AMARILLO (AP) — Travelers in the Texas Panhandle were urged to stay off ice-packed roads Tuesday after 10 inches of snow covered parts of the region.

Several major thoroughfares were closed after the storm clipped the far northwest part of the state the day before the official start of winter. Numerous wrecks were reported, some with injuries, as vehicles slid off roads. No fatalities were immediately reported, according to the Texas Department of Public Safety.

“Do not go to the Panhandle,” DPS Trooper Lonny Haschel said. “We’re really discouraging people from traveling, especially west of Amarillo right now.”

About 15 miles of Interstate 40, the main east-west road through the Panhandle, were closed west of Amarillo due to ice and blowing snow. Segments of other highways, including U.S. 385 into Dalhart and U.S. 87 north and west of Amarillo, also were shut down.

“We need roadways clear so crews can get in and take care of this snow and ice,” Haschel said.

The National Weather Service had a blizzard warning and winter weather advisory in effect until midday Tuesday for the Amarillo area.

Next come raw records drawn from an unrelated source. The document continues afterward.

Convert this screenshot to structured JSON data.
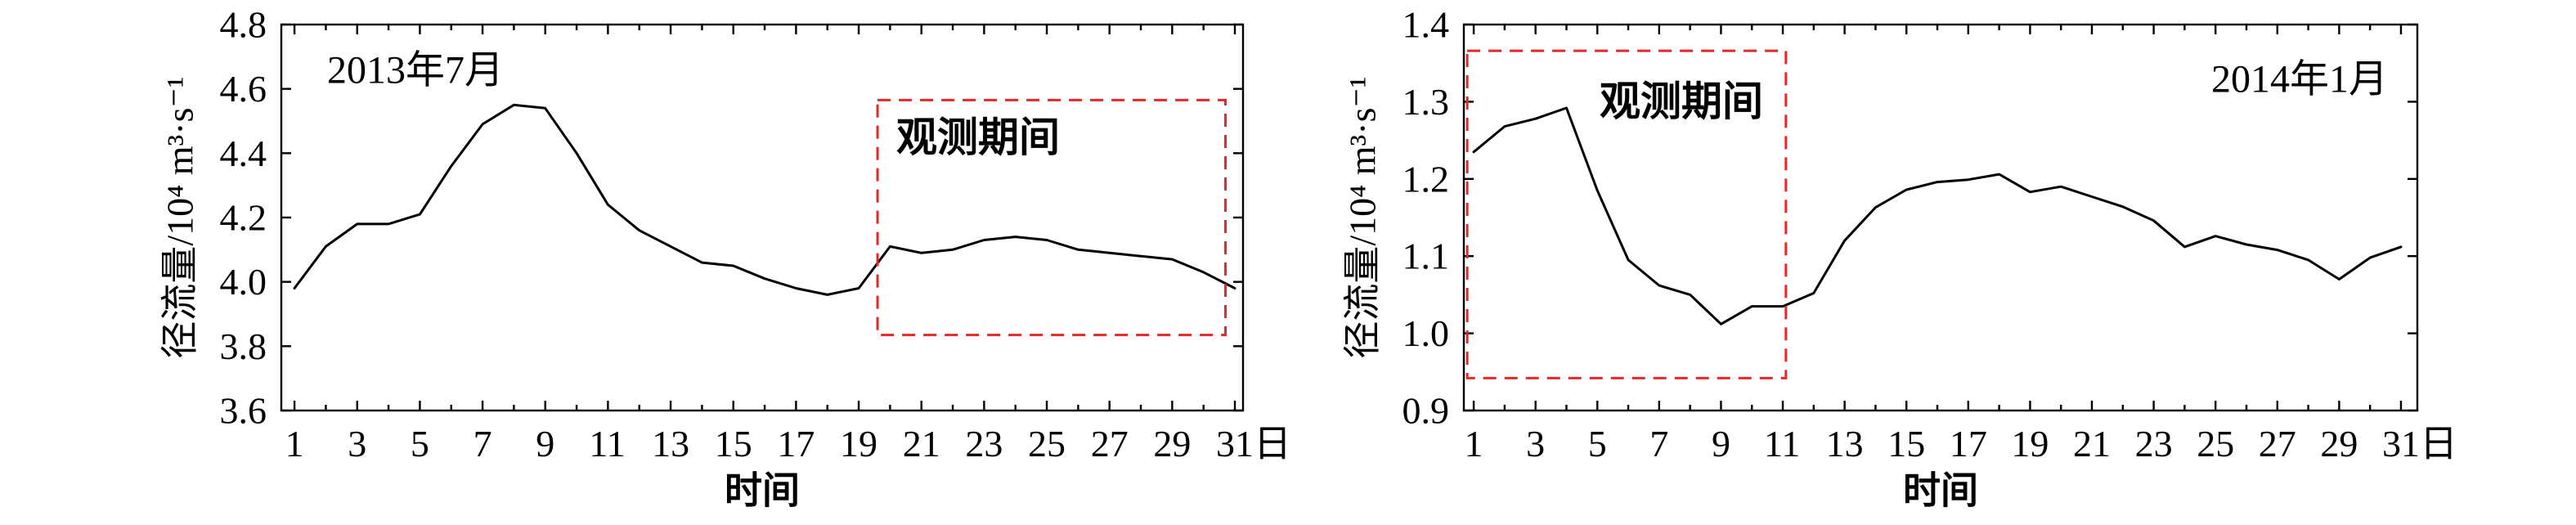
{
  "chart_data": [
    {
      "type": "line",
      "annotation": "2013年7月",
      "highlight_label": "观测期间",
      "xlabel": "时间",
      "ylabel": "径流量/10⁴ m³·s⁻¹",
      "x": [
        1,
        2,
        3,
        4,
        5,
        6,
        7,
        8,
        9,
        10,
        11,
        12,
        13,
        14,
        15,
        16,
        17,
        18,
        19,
        20,
        21,
        22,
        23,
        24,
        25,
        26,
        27,
        28,
        29,
        30,
        31
      ],
      "series": [
        {
          "values": [
            3.98,
            4.11,
            4.18,
            4.18,
            4.21,
            4.36,
            4.49,
            4.55,
            4.54,
            4.4,
            4.24,
            4.16,
            4.11,
            4.06,
            4.05,
            4.01,
            3.98,
            3.96,
            3.98,
            4.11,
            4.09,
            4.1,
            4.13,
            4.14,
            4.13,
            4.1,
            4.09,
            4.08,
            4.07,
            4.03,
            3.98
          ]
        }
      ],
      "x_ticks": [
        1,
        3,
        5,
        7,
        9,
        11,
        13,
        15,
        17,
        19,
        21,
        23,
        25,
        27,
        29,
        31
      ],
      "x_tick_labels": [
        "1",
        "3",
        "5",
        "7",
        "9",
        "11",
        "13",
        "15",
        "17",
        "19",
        "21",
        "23",
        "25",
        "27",
        "29",
        "31日"
      ],
      "y_ticks": [
        3.6,
        3.8,
        4.0,
        4.2,
        4.4,
        4.6,
        4.8
      ],
      "y_tick_labels": [
        "3.6",
        "3.8",
        "4.0",
        "4.2",
        "4.4",
        "4.6",
        "4.8"
      ],
      "xlim": [
        0.58,
        31.26
      ],
      "ylim": [
        3.6,
        4.8
      ],
      "grid": false,
      "line_color": "#000000",
      "highlight_color": "#e0292b"
    },
    {
      "type": "line",
      "annotation": "2014年1月",
      "highlight_label": "观测期间",
      "xlabel": "时间",
      "ylabel": "径流量/10⁴ m³·s⁻¹",
      "x": [
        1,
        2,
        3,
        4,
        5,
        6,
        7,
        8,
        9,
        10,
        11,
        12,
        13,
        14,
        15,
        16,
        17,
        18,
        19,
        20,
        21,
        22,
        23,
        24,
        25,
        26,
        27,
        28,
        29,
        30,
        31
      ],
      "series": [
        {
          "values": [
            1.235,
            1.268,
            1.278,
            1.292,
            1.185,
            1.095,
            1.062,
            1.05,
            1.012,
            1.035,
            1.035,
            1.052,
            1.12,
            1.163,
            1.186,
            1.196,
            1.199,
            1.206,
            1.183,
            1.19,
            1.177,
            1.164,
            1.146,
            1.112,
            1.126,
            1.115,
            1.108,
            1.095,
            1.07,
            1.098,
            1.112
          ]
        }
      ],
      "x_ticks": [
        1,
        3,
        5,
        7,
        9,
        11,
        13,
        15,
        17,
        19,
        21,
        23,
        25,
        27,
        29,
        31
      ],
      "x_tick_labels": [
        "1",
        "3",
        "5",
        "7",
        "9",
        "11",
        "13",
        "15",
        "17",
        "19",
        "21",
        "23",
        "25",
        "27",
        "29",
        "31日"
      ],
      "y_ticks": [
        0.9,
        1.0,
        1.1,
        1.2,
        1.3,
        1.4
      ],
      "y_tick_labels": [
        "0.9",
        "1.0",
        "1.1",
        "1.2",
        "1.3",
        "1.4"
      ],
      "xlim": [
        0.68,
        31.53
      ],
      "ylim": [
        0.9,
        1.4
      ],
      "grid": false,
      "line_color": "#000000",
      "highlight_color": "#e0292b"
    }
  ]
}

Amarillo was spared the brunt of the storm, receiving only 1 to 3 inches of snow Monday night. But road closures prompted the Amarillo Globe-News to announce on its Web site that it would not be able to deliver newspapers to several area towns. About 1,500 homes in the Amarillo area were reported to be without power early Tuesday. Public schools in the city remained open.

The Dalhart Independent School District called off classes Tuesday after the area received up to 7 inches of snow. The National Weather Service says flurries were still falling Tuesday in Dalhart, located 30 miles south of the Oklahoma state line.

Forecaster Todd Beal told The Associated Press that 10 inches of snow had fallen since Monday outside Texline, near the border with New Mexico.

“The northwest part of the Texas Panhandle got hit pretty hard,” Beal said, adding that the storm was moving east Tuesday and the worst was over.

Haschel said officials are more prepared for snow and wintry weather in the Panhandle than elsewhere in Texas and “we have the equipment and personnel we need” to deal with it.